La street artiste se pré­pare une tasse de thé vert avant de s’asseoir dans un fau­teuil de la pièce prin­ci­pale. Comme Piotruś Wąsows­ki, elle est per­suadée que le street art accom­pa­gne « pos­i­tive­ment » la trans­for­ma­tion du quarti­er, et qu’il offre une per­spec­tive d’avenir, notam­ment pour les jeunes. « La plu­part d’en­tre eux ne sont pas sur­veil­lés, ils passent leur temps à vol­er, à faire du van­dal­isme, à fumer des cig­a­rettes, à boire de l’al­cool, à pren­dre de la drogue, puis à en ven­dre, explique-t-elle en regar­dant les garçons qui s’amusent un peu plus loin, le street art a ce côté trans­gres­sif qui leur plaît et qui évite qu’ils se retrou­vent à faire des bêtis­es dans la rue ».

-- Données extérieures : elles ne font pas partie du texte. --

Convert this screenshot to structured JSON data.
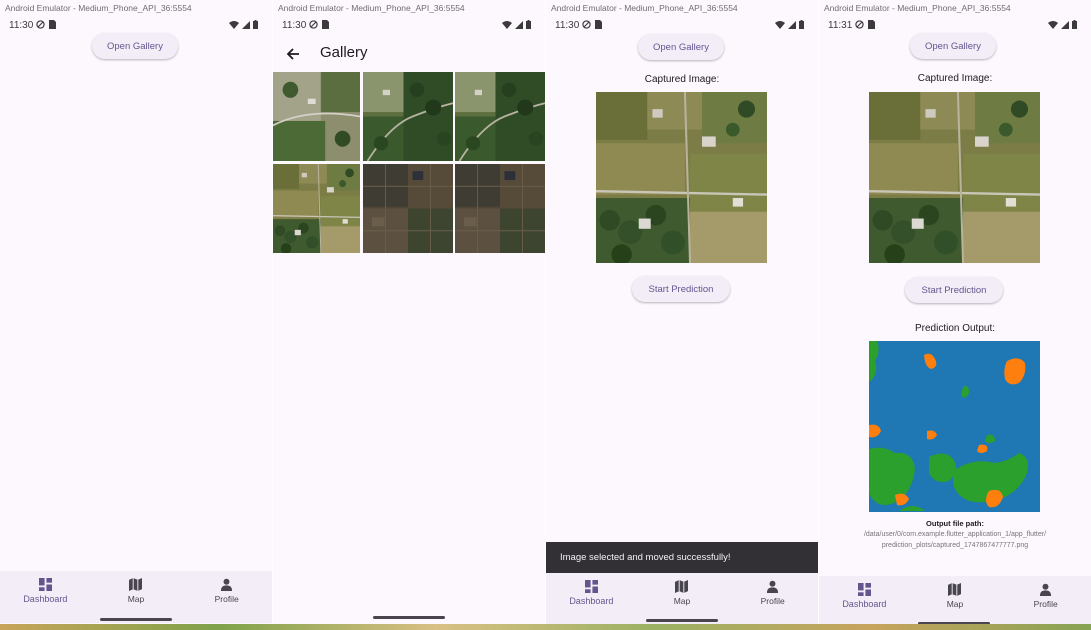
{
  "window_title": "Android Emulator - Medium_Phone_API_36:5554",
  "screens": [
    {
      "time": "11:30"
    },
    {
      "time": "11:30"
    },
    {
      "time": "11:30"
    },
    {
      "time": "11:31"
    }
  ],
  "open_gallery_label": "Open Gallery",
  "gallery_title": "Gallery",
  "captured_image_label": "Captured Image:",
  "start_prediction_label": "Start Prediction",
  "prediction_output_label": "Prediction Output:",
  "snackbar_text": "Image selected and moved successfully!",
  "output_path_label": "Output file path:",
  "output_path_value": "/data/user/0/com.example.flutter_application_1/app_flutter/ prediction_plots/captured_1747867477777.png",
  "nav": {
    "dashboard": "Dashboard",
    "map": "Map",
    "profile": "Profile"
  },
  "icons": {
    "status_left": [
      "do-not-disturb-icon",
      "sim-card-icon"
    ],
    "status_right": [
      "wifi-icon",
      "signal-icon",
      "battery-icon"
    ],
    "nav": [
      "dashboard-icon",
      "map-icon",
      "person-icon"
    ],
    "back": "arrow-back-icon"
  },
  "colors": {
    "app_background": "#fdf7fe",
    "surface_container": "#f3edf7",
    "primary": "#65558f",
    "snackbar": "#322f35",
    "mask_water_class": "#1f77b4",
    "mask_green_class": "#2ca02c",
    "mask_orange_class": "#ff7f0e"
  }
}
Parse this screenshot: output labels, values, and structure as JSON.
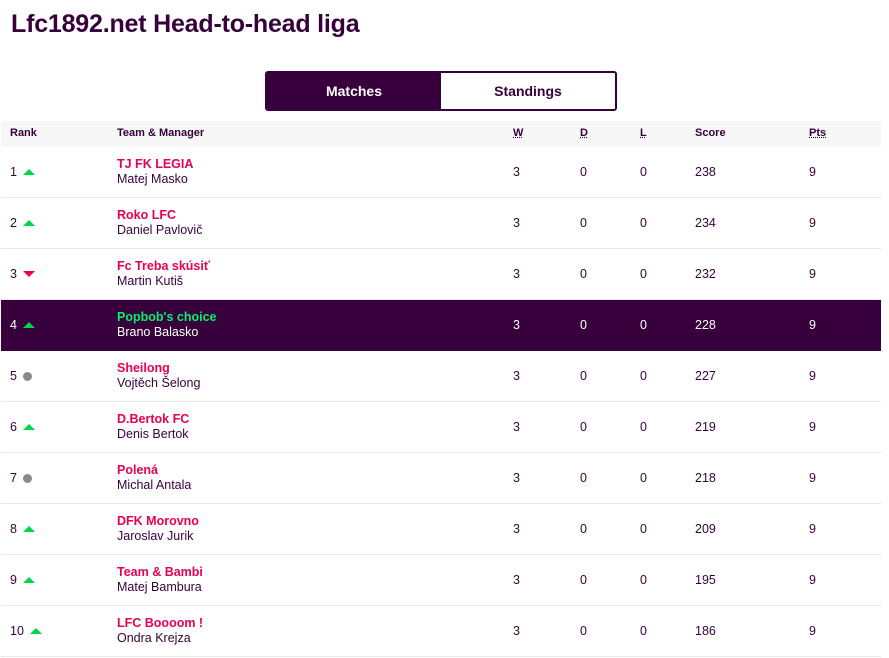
{
  "page": {
    "title": "Lfc1892.net Head-to-head liga"
  },
  "tabs": [
    {
      "label": "Matches",
      "active": true
    },
    {
      "label": "Standings",
      "active": false
    }
  ],
  "table": {
    "headers": {
      "rank": "Rank",
      "team_manager": "Team & Manager",
      "w": "W",
      "d": "D",
      "l": "L",
      "score": "Score",
      "pts": "Pts"
    },
    "rows": [
      {
        "rank": "1",
        "movement": "up",
        "team": "TJ FK LEGIA",
        "manager": "Matej Masko",
        "w": "3",
        "d": "0",
        "l": "0",
        "score": "238",
        "pts": "9",
        "highlight": false
      },
      {
        "rank": "2",
        "movement": "up",
        "team": "Roko LFC",
        "manager": "Daniel Pavlovič",
        "w": "3",
        "d": "0",
        "l": "0",
        "score": "234",
        "pts": "9",
        "highlight": false
      },
      {
        "rank": "3",
        "movement": "down",
        "team": "Fc Treba skúsiť",
        "manager": "Martin Kutiš",
        "w": "3",
        "d": "0",
        "l": "0",
        "score": "232",
        "pts": "9",
        "highlight": false
      },
      {
        "rank": "4",
        "movement": "up",
        "team": "Popbob's choice",
        "manager": "Brano Balasko",
        "w": "3",
        "d": "0",
        "l": "0",
        "score": "228",
        "pts": "9",
        "highlight": true
      },
      {
        "rank": "5",
        "movement": "same",
        "team": "Sheilong",
        "manager": "Vojtěch Šelong",
        "w": "3",
        "d": "0",
        "l": "0",
        "score": "227",
        "pts": "9",
        "highlight": false
      },
      {
        "rank": "6",
        "movement": "up",
        "team": "D.Bertok FC",
        "manager": "Denis Bertok",
        "w": "3",
        "d": "0",
        "l": "0",
        "score": "219",
        "pts": "9",
        "highlight": false
      },
      {
        "rank": "7",
        "movement": "same",
        "team": "Polená",
        "manager": "Michal Antala",
        "w": "3",
        "d": "0",
        "l": "0",
        "score": "218",
        "pts": "9",
        "highlight": false
      },
      {
        "rank": "8",
        "movement": "up",
        "team": "DFK Morovno",
        "manager": "Jaroslav Jurik",
        "w": "3",
        "d": "0",
        "l": "0",
        "score": "209",
        "pts": "9",
        "highlight": false
      },
      {
        "rank": "9",
        "movement": "up",
        "team": "Team & Bambi",
        "manager": "Matej Bambura",
        "w": "3",
        "d": "0",
        "l": "0",
        "score": "195",
        "pts": "9",
        "highlight": false
      },
      {
        "rank": "10",
        "movement": "up",
        "team": "LFC Boooom !",
        "manager": "Ondra Krejza",
        "w": "3",
        "d": "0",
        "l": "0",
        "score": "186",
        "pts": "9",
        "highlight": false
      }
    ]
  },
  "colors": {
    "brand_purple": "#37003c",
    "team_link": "#e90052",
    "highlight_team": "#05f06b",
    "movement_up": "#00d44a",
    "movement_down": "#e90052",
    "movement_same": "#8a8a8a"
  }
}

Miss Dorys a pen­dant longtemps tra­vail­lé avec des enfants dans des asso­ci­a­tions du quarti­er. ©Polska/Alizée Cal­vo

Ksaw­ery 10 ans est assis dans un coin de la pièce. Dis­simulé sous sa capuche bleue, il joue avec un paquet d’allumettes. Il a l’habitude de venir dans les locaux de l’association. « Je me sens moi-même ici, explique-t-il en souri­ant à Miss Dorys, j’aime beau­coup les per­son­nes qui sont dans cet endroit, je les con­sid­ère comme mes amis. Quand je peins ça m’aide à me calmer ». Chez lui, c’est un « tout autre monde, pour­suit la street artiste, ses par­ents cri­ent sûre­ment l’un sur l’autre et jurent beau­coup. Ici, on essaye de leur mon­tr­er com­ment résoudre les con­flits sans être agres­sif ».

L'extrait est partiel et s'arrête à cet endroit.